Wednesday, March 01, 2017 - Updated: 2:08 AM
Forty men and women of the Kentucky National Guard are able to say they are Screaming Eagles after a patching ceremony Saturday on Fort Campbell.
This is now a unique opportunity for those who were patched, Brigadier Gen. Benjamin F. Adams III said.
Maj. Gen. Andrew J. Poppas said the troops train together, certify together and deploy together. They are one Army. The ceremony was about finding synergy in order to become one force.
In order to do this, National Guard members and members from the 101st Airborne Division (Air Assault) will train together. This will bring the National Guard up to the 101st's level.
But Poppas also said Guard soldiers had some training his troopers could benefit from.
When the division deploys, it does not do so as a whole.

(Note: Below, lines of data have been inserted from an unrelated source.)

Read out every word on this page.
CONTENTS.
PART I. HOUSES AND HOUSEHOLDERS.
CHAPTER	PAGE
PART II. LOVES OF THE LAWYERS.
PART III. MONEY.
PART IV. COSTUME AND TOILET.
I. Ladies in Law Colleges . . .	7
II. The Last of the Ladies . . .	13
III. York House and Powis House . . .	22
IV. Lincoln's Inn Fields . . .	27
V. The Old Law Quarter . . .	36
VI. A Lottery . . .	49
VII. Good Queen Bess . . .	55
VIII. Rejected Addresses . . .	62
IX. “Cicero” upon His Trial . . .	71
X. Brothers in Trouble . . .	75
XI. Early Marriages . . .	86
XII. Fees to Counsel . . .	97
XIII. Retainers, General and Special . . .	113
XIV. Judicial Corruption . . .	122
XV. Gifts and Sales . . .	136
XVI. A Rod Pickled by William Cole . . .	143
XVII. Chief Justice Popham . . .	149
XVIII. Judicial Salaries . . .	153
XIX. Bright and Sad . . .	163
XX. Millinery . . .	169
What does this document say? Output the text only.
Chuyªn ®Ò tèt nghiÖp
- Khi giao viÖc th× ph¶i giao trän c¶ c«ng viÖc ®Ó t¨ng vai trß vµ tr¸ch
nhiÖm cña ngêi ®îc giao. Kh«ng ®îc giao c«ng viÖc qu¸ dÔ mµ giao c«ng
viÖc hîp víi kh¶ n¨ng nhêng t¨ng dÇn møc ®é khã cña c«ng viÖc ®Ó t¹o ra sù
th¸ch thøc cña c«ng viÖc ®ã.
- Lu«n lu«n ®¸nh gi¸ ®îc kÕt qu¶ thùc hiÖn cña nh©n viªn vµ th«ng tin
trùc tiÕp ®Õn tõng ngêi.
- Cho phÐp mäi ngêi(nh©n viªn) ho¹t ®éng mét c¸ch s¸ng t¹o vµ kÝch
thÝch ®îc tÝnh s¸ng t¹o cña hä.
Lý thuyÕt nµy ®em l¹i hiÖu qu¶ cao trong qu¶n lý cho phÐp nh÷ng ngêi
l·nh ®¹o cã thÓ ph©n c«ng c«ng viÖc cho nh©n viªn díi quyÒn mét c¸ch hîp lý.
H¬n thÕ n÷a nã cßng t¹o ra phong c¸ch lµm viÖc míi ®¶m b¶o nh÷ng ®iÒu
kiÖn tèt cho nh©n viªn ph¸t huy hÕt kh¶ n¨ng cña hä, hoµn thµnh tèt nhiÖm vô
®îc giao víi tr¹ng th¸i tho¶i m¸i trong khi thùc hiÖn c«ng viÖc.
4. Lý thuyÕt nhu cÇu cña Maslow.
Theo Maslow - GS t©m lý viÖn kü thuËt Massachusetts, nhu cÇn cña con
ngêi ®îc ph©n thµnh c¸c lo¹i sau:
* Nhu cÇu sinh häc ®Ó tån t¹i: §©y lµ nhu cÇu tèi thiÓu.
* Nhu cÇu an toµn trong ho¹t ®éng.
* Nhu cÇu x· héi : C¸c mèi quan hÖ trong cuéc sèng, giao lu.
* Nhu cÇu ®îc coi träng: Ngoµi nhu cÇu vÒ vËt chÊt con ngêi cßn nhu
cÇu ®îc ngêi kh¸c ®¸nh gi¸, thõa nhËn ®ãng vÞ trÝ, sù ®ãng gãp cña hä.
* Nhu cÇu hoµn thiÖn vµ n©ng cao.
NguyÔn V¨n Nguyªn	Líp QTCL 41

Poppas still has formations on post training. The National Guard steps in to cover those gaps.
"I'm dependent on this inner-operability," he said, adding that's why they have to get everyone on level, so they can be one tight formation.
It also helps the division after it received cuts. It became a symbiotic relationship. With these Guard units partnered with, Poppas said they are fully dependent on those units to be fully integrated.
"This is a reflection of the future of the fight," he said.
This not only fulfills the division's needs, but it also expands and builds capability of the Guard, according to Adams.
It also helps expand the Guard. Everyone wants to be involved and do their part, Adams said. For those who can join, they like the idea of being tied to the 101st.
Over the next few years, each Guard soldier will be trained and certified before their deployment and then get incorporated into the group.In whole, there were 91 members of the Kentucky National Guard that have joined with this partnership.
There are also five others from other states' Guard units who have joined.n Saturday's group was one of 13 detachments across the country.
Adams told the soldiers during the ceremony that this is a unique partnership they should be proud to be a part of.
"This is not about individual units. This is about team," he said.
"The bottom line, at the end of the day, it doesn't matter about the patch you wear on your shoulder. The patch that matters is the one on your chest says "U.S. Army" and we're all a part of that team," he said.